Une fois passée l'idée que l'auteur nous parle du clan Kennedy et de l'affaire Marylin Monroe, le lecteur se demande où tout cela va mener. Car on est dans un roman d'espionnage. Clairement. Walter Withers a quitté la CIA pour prendre une carte de détective privé, dans une boîte célèbre. Qui travaille, en plein maccarthysme, sur la probité des cadres des grandes entreprises. Et, comme le hasard fait bien les choses, à la protection d'une soirée des Keneally. Withers va se prendre d'amitié pour la femme de ce sénateur qui trimballe avec lui, Marta, une blonde explosive, scandinave et actrice passable. Winslow va nous parler de la petite amie de Withers, une chanteuse de jazz. L'occasion de parler de Cole Porter et d'autres. Il met aussi une couche sur les poètes de la beat generation.
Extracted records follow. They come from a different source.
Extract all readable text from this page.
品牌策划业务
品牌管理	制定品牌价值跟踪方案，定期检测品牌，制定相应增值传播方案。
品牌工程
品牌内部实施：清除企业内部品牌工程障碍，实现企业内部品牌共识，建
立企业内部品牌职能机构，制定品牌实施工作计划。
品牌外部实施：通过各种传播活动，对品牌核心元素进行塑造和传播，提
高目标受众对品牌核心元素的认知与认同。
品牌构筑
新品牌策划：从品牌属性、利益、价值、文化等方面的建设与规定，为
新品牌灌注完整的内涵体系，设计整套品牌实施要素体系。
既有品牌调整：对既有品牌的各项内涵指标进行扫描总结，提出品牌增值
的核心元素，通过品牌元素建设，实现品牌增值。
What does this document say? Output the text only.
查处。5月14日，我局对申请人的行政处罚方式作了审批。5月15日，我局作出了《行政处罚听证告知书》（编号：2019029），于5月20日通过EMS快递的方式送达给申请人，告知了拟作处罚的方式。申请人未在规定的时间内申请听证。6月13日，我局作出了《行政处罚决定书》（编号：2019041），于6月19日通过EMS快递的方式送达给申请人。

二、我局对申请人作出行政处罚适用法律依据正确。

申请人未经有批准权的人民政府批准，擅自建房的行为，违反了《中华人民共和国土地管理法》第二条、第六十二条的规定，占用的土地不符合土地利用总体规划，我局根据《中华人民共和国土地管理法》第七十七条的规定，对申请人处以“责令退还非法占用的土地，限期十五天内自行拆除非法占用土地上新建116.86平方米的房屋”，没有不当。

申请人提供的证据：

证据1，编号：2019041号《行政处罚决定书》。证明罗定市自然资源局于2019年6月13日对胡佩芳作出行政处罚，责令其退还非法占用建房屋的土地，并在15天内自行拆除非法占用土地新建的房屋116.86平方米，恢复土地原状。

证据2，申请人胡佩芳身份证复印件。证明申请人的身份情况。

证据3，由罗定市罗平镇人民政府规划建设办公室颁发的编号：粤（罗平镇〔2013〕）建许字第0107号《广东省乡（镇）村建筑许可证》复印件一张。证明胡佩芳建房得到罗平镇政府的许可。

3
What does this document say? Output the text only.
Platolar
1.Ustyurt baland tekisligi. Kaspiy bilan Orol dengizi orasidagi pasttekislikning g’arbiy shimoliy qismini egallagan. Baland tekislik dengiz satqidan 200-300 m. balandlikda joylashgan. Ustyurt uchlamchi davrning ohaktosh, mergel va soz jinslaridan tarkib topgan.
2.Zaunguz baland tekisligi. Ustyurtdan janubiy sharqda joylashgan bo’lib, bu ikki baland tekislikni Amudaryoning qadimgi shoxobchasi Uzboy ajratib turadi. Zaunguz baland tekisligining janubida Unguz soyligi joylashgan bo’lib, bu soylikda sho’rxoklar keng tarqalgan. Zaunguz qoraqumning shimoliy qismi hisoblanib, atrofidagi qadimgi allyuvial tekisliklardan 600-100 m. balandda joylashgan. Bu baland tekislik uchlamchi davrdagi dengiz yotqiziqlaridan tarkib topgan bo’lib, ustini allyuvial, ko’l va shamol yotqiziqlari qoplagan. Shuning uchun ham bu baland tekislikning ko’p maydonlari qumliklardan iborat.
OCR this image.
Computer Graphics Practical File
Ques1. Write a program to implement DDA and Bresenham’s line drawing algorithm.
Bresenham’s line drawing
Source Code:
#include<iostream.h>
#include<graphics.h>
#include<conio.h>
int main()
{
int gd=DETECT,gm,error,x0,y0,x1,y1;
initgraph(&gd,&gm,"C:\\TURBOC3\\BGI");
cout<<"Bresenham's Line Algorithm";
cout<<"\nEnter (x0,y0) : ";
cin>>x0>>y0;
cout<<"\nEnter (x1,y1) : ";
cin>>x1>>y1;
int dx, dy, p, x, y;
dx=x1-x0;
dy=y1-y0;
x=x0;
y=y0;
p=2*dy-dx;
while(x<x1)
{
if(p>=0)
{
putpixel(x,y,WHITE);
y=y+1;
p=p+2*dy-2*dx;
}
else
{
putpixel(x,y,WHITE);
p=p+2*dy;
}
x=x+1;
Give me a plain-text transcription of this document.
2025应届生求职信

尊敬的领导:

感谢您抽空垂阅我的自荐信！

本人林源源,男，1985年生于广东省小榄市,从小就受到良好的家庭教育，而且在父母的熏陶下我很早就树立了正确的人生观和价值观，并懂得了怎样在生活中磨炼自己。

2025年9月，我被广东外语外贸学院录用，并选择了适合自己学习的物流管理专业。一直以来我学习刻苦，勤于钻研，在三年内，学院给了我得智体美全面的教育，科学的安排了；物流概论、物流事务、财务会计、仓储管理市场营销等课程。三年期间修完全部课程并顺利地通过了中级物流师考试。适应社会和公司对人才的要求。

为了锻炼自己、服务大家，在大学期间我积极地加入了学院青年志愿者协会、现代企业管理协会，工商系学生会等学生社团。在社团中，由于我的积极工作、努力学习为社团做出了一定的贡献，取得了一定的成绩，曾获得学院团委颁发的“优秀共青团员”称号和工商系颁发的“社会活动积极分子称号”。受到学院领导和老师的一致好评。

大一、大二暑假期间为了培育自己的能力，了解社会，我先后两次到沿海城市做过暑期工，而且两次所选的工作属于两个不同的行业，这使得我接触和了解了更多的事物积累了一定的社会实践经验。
Et puis c'est tout, jusqu'au dénouement forcément digne d'un coup de billard à cinq bandes : " tu me suis, mais c'est un autre qui te suis, tandis que les Russes (eh on n'allait pas les oublier) sont tapis dans l'ombre. " Au final, le lecteur vibre peu si ce n'est pour ces images d'un Manhattan de rêve, avec ses bars à whisky, ses clubs, ses cinémas, ses music hall...de vraies belles ballades.

Don Winslow a voulu se faire plaisir et on ne peut pas lui reprocher. Mais l'intrigue est tout de même légère pour un auteur qui a pondu L'hiver de Frankie Machine, La griffe du chien. En espérant qu'il nous sorte quelque chose de plus consistant en 2014.

Dernier verre à Manhattan, Don Winslow, édition Seuil, 375 pages, 21 euros.